R. Kelly's video closet
TONY celebrates the embattled soul star's greatest---and strangest---visual victories.
Mon Jun 27 2011
Photograph: Jeremy Rall
It's become fashionable among music pundits to call an oddball pop artist like R. Kelly "brilliant" and "genius," terms of praise soaked in mocking irony. But to judge the Chicago R&B superstar in that manner is both too easy and unfair. Kelly is indeed the author of a number of goofy, hypersexual songs ripe for parody—"Sex Planet," "Be My #2," "I Like the Crotch on You," "Half on a Baby"...need we continue?—and has also constructed one of music's most bizarre personal lives. Yet there's no denying his knack for indelible hooks or unshakable commitment to his ideas, no matter how outlandish. In his latest video, "Radio Message" (from last year's throwback LP, Love Letter), a heartsick Kels phones a radio station and unfurls a song meant for the ears of his ex—who just happens to be listening in a car across town. (If Kels called Hot 97 weekly to do this, we could delete our iTunes folders.) The clip is a jewel among a singular visual oeuvre; though it's free of the outright ribaldry for which Kelly has been often caricatured, it's undeniably fun all the same. As a tribute to this week's gig in Jersey, here are five top R. Kelly videos—and remember, there are no wrong choices, only dozens of correct combinations.
"I Believe I Can Fly" (1996)
Though Kelly recorded this song for the '90s pop-culture orgasm that is the 1996 film Space Jam—in which Michael Jordan teamed up with various Looney Tunes characters and an uncredited Bill Murray to hoop against a squad that featured cartoon alien-mutant versions of Charles Barkley and Patrick Ewing—the video is one of the more sober clips in the Kelly archives, and strikingly bereft of sexual overtones, save for a couple scenes of Bugs and a female rabbit snuggling. Kelly still manages to conduct a choir joyously and wear a zebra-print coat and pants—though mysteriously never at the same time.
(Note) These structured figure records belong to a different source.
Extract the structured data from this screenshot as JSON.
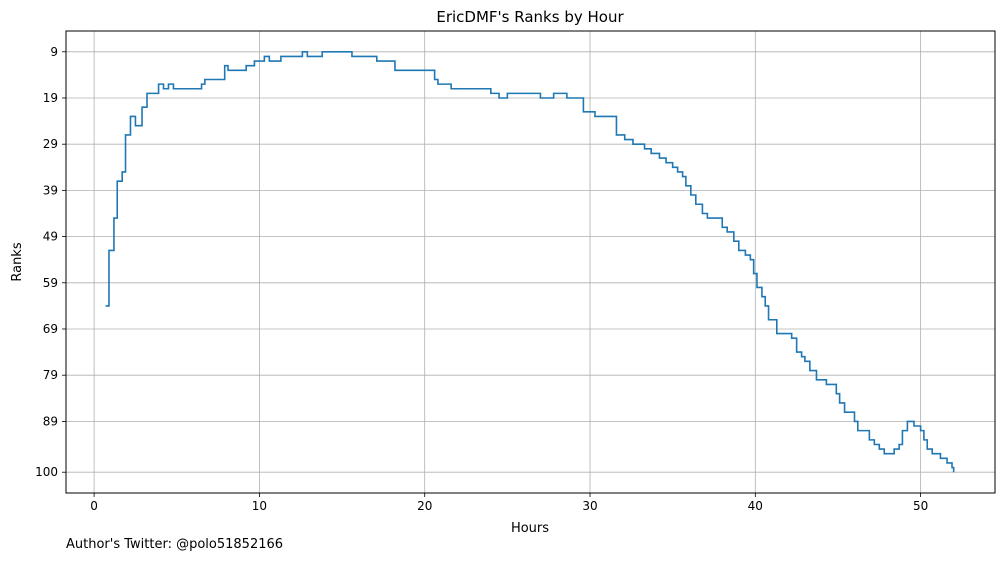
{
  "footer": {
    "credit": "Author's Twitter: @polo51852166"
  },
  "chart_data": {
    "type": "line",
    "drawstyle": "steps-post",
    "title": "EricDMF's Ranks by Hour",
    "xlabel": "Hours",
    "ylabel": "Ranks",
    "xlim": [
      -1.7,
      54.5
    ],
    "ylim": [
      104.5,
      4.5
    ],
    "y_inverted": true,
    "grid": true,
    "line_color": "#1f77b4",
    "xticks": [
      0,
      10,
      20,
      30,
      40,
      50
    ],
    "xtick_labels": [
      "0",
      "10",
      "20",
      "30",
      "40",
      "50"
    ],
    "yticks": [
      9,
      19,
      29,
      39,
      49,
      59,
      69,
      79,
      89,
      100
    ],
    "ytick_labels": [
      "9",
      "19",
      "29",
      "39",
      "49",
      "59",
      "69",
      "79",
      "89",
      "100"
    ],
    "series": [
      {
        "x": [
          0.7,
          0.9,
          1.2,
          1.4,
          1.7,
          1.9,
          2.2,
          2.5,
          2.9,
          3.2,
          3.9,
          4.2,
          4.5,
          4.8,
          6.5,
          6.7,
          7.9,
          8.1,
          9.2,
          9.7,
          10.3,
          10.6,
          11.3,
          12.6,
          12.9,
          13.8,
          15.6,
          17.1,
          18.2,
          20.6,
          20.8,
          21.6,
          24.0,
          24.5,
          25.0,
          27.0,
          27.8,
          28.6,
          29.6,
          30.3,
          31.6,
          32.1,
          32.6,
          33.3,
          33.7,
          34.2,
          34.6,
          35.0,
          35.3,
          35.6,
          35.8,
          36.1,
          36.4,
          36.8,
          37.1,
          38.0,
          38.3,
          38.7,
          39.0,
          39.4,
          39.7,
          39.9,
          40.1,
          40.4,
          40.6,
          40.8,
          41.3,
          42.2,
          42.5,
          42.8,
          43.0,
          43.3,
          43.7,
          44.3,
          44.9,
          45.1,
          45.4,
          46.0,
          46.2,
          46.9,
          47.2,
          47.5,
          47.8,
          48.4,
          48.7,
          48.9,
          49.2,
          49.6,
          50.0,
          50.2,
          50.4,
          50.7,
          51.2,
          51.6,
          51.9,
          52.0
        ],
        "y": [
          64,
          52,
          45,
          37,
          35,
          27,
          23,
          25,
          21,
          18,
          16,
          17,
          16,
          17,
          16,
          15,
          12,
          13,
          12,
          11,
          10,
          11,
          10,
          9,
          10,
          9,
          10,
          11,
          13,
          15,
          16,
          17,
          18,
          19,
          18,
          19,
          18,
          19,
          22,
          23,
          27,
          28,
          29,
          30,
          31,
          32,
          33,
          34,
          35,
          36,
          38,
          40,
          42,
          44,
          45,
          47,
          48,
          50,
          52,
          53,
          54,
          57,
          60,
          62,
          64,
          67,
          70,
          71,
          74,
          75,
          76,
          78,
          80,
          81,
          83,
          85,
          87,
          89,
          91,
          93,
          94,
          95,
          96,
          95,
          94,
          91,
          89,
          90,
          91,
          93,
          95,
          96,
          97,
          98,
          99,
          100
        ]
      }
    ]
  }
}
"Trapped in the Closet" (2005)
Surely the most famous video in the Kelly canon, this infidelity opus in 22 chapters caroms into increasingly bizarre corners. The early portion spells out a relatively tight cuckolding drama; its accompanying edit, "Trapped in the Closet Chapters 1--5," is a highly listenable song that got plenty of burn on the radio. The honeymoon doesn't last: "Trapped in the Closet" quickly tumbles into to the narrative's bat-shit back end, which involves more cheating, a midget, a nonsensical revenge plot, widespread HIV contamination (referred to as "the package," for some reason) among the pimping ranks, and Michael K. Williams. It remains the pinnacle of weird for a decade of music videos; no one else even came close. Perhaps they heeded the word of Williams's most famous television character, Omar: "If you come at the king, you best not miss!"
"Ignition (Remix)" (2003)
Dave Chappelle's "Piss on You (Remix)" had some fun with Kelly's notorious sex-tape trial, and perhaps the parody is the more recognizable piece of pop culture. But Kelly's original is a good representation of his more-moderate output, including partying-excess--centric clips like "Fiesta" and "I'm a Flirt." Among this oeuvre, "Ignition (Remix)" remains a highly notable digest.
"Same Girl" (2007)
The central conceit of "Same Girl" is simple: Kelly and Usher have been macking independently, and unfortunately, the target of their passions might well be the same girl. Ush: "Does she got a kid?" Kels: "Yep." Ush: "Love some Waffle House?" Kels: "Yep." Ush: "Do she got a beauty mark on the left side of her mouth?" Kels: "Man!" Though the song, as scripted, suggests that the girl is double-timing, the video offers a delightful twist ending worthy of Hitchcock—or at least Shyamalan. (Spoiler alert: Twins!)
"Real Talk" (2007)
"I've decided to do this shit, 'Real Talk,' on YouTube because I think it's a great song even though there's a lot of profanity in it," Kelly proclaims at the onset of this video, continuing: "But the profanity represents just how real shit gets when you're arguing with your girl." And although that's quite the way to set the tone for a video, it's arguably the most boring part; Kels' aggravated conversation with his girl—punctuated, of course, with the phrase real talk, to make sure everyone knows just how real it's getting, is one of the best things on YouTube. As the title indicates, stuff gets really, really real as "Real Talk" surges into its climax.